Garlic Butter Rice (Print)

Buttery garlic-infused rice cooked in savory broth for a flavorful, comforting side dish.

# What You Need:

→ Rice

01 - 1 cup long-grain white rice, rinsed

→ Aromatics & Fats

02 - 3 tablespoons unsalted butter
03 - 4 garlic cloves, finely minced

→ Liquid

04 - 2 cups chicken broth, low sodium preferred

→ Seasonings

05 - 1/2 teaspoon salt
06 - 1/4 teaspoon freshly ground black pepper

→ Garnish

07 - 2 tablespoons fresh parsley, chopped

# Steps:

01 - Melt butter in a medium saucepan over medium heat. Add minced garlic and sauté for 1 to 2 minutes until fragrant without browning.
02 - Stir in rinsed rice and cook for 1 to 2 minutes, ensuring each grain is coated with garlic butter.
03 - Pour in chicken broth, salt, and black pepper. Stir to combine and bring the mixture to a gentle boil.
04 - Reduce heat to low, cover with a tight-fitting lid, and simmer for 15 minutes until liquid is absorbed and rice is tender.
05 - Remove from heat and let rest, covered, for 5 minutes.
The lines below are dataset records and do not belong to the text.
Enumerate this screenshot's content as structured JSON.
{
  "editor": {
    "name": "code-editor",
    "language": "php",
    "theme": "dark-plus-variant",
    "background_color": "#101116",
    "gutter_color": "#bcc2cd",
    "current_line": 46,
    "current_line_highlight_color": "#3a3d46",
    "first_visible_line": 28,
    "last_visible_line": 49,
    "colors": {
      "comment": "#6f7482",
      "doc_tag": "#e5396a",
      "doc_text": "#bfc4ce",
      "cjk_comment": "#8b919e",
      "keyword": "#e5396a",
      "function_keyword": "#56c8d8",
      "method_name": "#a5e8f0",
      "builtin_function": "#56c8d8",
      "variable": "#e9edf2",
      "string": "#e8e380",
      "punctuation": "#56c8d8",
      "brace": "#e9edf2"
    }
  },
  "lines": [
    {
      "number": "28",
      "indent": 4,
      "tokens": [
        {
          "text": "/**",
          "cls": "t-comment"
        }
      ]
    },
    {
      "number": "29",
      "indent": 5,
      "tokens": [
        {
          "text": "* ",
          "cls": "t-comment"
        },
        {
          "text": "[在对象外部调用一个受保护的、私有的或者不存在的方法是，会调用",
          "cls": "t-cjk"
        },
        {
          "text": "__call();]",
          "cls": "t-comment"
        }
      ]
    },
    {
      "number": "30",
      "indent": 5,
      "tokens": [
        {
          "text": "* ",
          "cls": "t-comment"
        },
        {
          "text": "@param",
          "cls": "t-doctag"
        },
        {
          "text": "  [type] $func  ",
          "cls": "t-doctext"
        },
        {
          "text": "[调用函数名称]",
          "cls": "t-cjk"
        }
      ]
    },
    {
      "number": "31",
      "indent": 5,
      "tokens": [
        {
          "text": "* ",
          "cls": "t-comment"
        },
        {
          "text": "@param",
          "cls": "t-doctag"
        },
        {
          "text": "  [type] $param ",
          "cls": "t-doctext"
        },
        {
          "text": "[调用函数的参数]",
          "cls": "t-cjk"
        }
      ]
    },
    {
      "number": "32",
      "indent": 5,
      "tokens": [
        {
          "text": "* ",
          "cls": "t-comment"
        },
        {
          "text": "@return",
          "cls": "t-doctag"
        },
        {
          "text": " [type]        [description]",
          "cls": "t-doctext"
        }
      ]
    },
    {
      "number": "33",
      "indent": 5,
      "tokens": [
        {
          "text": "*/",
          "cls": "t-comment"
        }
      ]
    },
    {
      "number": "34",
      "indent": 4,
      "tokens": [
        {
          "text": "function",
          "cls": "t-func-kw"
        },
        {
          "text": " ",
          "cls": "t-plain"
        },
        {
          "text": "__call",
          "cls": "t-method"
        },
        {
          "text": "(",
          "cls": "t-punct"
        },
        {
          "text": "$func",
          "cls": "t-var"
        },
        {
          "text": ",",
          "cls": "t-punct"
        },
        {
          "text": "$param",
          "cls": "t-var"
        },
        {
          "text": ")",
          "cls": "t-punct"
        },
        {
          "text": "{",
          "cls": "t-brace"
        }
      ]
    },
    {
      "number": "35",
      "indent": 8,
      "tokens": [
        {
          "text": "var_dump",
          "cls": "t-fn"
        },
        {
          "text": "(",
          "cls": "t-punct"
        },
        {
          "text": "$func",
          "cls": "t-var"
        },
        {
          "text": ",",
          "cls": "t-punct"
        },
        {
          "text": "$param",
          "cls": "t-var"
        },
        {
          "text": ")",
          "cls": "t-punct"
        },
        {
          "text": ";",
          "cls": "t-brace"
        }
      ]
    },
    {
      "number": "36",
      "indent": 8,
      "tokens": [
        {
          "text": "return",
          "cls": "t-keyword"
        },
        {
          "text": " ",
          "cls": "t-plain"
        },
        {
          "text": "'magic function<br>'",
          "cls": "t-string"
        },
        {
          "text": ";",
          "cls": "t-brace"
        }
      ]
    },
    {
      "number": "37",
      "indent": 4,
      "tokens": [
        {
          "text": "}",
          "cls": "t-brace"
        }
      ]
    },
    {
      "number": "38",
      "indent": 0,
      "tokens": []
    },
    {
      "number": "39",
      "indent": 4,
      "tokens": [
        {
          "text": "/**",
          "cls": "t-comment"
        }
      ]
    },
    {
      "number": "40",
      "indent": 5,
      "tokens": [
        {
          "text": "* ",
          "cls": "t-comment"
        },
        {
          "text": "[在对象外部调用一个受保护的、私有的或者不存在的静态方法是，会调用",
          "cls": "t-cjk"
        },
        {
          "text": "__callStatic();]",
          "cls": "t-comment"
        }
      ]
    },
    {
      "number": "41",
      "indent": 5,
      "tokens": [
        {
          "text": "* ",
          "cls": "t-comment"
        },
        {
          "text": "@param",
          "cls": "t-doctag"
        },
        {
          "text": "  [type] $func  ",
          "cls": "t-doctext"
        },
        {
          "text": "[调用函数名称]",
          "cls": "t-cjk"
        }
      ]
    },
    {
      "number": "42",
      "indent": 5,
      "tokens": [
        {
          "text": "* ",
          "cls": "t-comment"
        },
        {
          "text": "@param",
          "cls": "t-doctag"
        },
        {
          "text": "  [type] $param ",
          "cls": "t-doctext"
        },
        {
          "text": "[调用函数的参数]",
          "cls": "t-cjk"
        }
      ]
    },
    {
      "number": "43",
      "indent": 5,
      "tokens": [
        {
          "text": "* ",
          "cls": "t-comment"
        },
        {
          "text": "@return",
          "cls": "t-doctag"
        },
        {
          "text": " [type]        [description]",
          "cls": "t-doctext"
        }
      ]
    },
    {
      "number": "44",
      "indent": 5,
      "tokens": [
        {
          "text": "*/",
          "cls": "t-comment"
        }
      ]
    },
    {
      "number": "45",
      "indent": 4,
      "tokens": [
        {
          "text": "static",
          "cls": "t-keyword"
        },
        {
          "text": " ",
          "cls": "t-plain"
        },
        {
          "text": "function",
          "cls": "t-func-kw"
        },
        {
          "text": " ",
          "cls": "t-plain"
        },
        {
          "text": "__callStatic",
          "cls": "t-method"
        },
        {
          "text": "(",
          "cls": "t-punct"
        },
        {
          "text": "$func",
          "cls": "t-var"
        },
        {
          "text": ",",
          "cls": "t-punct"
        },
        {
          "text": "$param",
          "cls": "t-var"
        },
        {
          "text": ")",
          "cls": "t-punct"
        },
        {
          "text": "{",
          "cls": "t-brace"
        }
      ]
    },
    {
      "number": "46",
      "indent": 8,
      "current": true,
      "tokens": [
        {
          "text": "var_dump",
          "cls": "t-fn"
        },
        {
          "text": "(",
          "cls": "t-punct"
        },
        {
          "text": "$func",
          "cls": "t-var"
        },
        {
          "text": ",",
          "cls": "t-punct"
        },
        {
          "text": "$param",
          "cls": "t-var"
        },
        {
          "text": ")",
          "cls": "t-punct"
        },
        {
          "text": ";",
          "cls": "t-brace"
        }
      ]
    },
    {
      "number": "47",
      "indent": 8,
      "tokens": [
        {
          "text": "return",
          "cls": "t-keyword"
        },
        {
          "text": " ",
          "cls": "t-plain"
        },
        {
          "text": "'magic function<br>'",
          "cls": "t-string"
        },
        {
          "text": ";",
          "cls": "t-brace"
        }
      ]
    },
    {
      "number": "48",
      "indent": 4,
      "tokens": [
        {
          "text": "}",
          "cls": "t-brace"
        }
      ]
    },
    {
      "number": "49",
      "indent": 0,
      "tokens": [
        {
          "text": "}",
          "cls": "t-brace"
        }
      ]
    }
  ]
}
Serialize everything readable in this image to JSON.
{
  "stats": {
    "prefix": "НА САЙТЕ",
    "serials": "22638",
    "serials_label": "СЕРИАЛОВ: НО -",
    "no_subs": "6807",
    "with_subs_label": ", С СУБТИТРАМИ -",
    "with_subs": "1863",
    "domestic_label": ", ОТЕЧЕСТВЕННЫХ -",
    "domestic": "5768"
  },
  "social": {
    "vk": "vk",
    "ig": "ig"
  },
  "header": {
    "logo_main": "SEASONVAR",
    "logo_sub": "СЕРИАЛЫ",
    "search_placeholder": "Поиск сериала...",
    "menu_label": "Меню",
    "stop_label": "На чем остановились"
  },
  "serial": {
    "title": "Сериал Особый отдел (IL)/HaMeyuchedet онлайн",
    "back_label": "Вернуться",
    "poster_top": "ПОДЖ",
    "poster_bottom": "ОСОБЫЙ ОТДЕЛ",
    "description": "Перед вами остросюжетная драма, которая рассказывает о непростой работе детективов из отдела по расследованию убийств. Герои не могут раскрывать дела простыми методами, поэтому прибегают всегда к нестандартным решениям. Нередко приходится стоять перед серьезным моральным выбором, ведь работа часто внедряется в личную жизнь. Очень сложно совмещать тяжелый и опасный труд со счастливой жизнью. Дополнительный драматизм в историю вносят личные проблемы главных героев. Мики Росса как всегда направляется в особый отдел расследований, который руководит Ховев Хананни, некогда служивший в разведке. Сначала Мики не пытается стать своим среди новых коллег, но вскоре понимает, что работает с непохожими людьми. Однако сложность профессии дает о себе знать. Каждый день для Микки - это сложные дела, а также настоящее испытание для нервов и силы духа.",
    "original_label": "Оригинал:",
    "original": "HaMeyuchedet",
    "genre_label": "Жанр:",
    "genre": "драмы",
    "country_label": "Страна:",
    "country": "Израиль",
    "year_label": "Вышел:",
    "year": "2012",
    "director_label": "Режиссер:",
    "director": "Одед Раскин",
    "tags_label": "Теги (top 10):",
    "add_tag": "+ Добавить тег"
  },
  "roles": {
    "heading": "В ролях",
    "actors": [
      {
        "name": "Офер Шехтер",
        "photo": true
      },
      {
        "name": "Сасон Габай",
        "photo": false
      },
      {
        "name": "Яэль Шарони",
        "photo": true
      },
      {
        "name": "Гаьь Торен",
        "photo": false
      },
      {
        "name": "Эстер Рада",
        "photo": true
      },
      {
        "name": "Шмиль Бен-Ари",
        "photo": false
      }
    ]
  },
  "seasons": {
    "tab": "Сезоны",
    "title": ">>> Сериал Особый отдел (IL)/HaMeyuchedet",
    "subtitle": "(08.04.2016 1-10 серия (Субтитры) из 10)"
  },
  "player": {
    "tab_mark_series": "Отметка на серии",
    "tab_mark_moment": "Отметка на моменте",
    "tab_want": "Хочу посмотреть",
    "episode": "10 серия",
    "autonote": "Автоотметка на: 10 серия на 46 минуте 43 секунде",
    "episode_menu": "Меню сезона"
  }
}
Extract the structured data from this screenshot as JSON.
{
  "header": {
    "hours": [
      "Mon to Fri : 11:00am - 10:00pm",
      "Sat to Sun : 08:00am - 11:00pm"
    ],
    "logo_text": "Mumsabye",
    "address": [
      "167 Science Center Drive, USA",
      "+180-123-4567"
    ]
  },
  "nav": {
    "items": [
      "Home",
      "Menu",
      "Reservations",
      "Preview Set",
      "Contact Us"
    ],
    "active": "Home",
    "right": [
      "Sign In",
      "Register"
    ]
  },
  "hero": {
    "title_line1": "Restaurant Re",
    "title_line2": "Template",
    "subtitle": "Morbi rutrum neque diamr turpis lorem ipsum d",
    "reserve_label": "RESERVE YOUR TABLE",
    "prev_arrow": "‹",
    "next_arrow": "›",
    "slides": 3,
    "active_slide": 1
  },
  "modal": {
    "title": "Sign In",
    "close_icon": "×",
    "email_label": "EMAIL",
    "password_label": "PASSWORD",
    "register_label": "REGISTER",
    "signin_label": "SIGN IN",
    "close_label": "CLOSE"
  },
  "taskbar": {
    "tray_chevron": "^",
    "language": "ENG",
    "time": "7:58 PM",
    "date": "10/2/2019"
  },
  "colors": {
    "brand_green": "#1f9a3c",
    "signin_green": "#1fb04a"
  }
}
Fluff with a fork before serving.
06 - Sprinkle chopped parsley over the rice as desired and serve warm.

# Top Tips:

01 -
  • It comes together in under thirty minutes, making weeknight dinners feel intentional rather than rushed.
  • The aroma alone converts skeptics; garlic and butter toasting together is honestly better than most perfumes.
  • One pot, minimal cleanup, and it pairs with literally anything you're cooking that night.
02 -
  • Don't skip rinsing the rice; it makes the difference between fluffy and gluey.
  • A tight-fitting lid is non-negotiable—loose steam escape means undercooked, crunchy rice.
  • If your broth is particularly salty, reduce the added salt; taste as you go and adjust.
03 -
  • Use low-sodium broth so you control the saltiness and taste the garlic, not just salt.
  • Never walk away when the garlic is toasting—thirty seconds turns fragrant into burnt, and there's no coming back.
  • A wooden spoon is your friend here; it won't scratch the pan and feels right in your hand while stirring.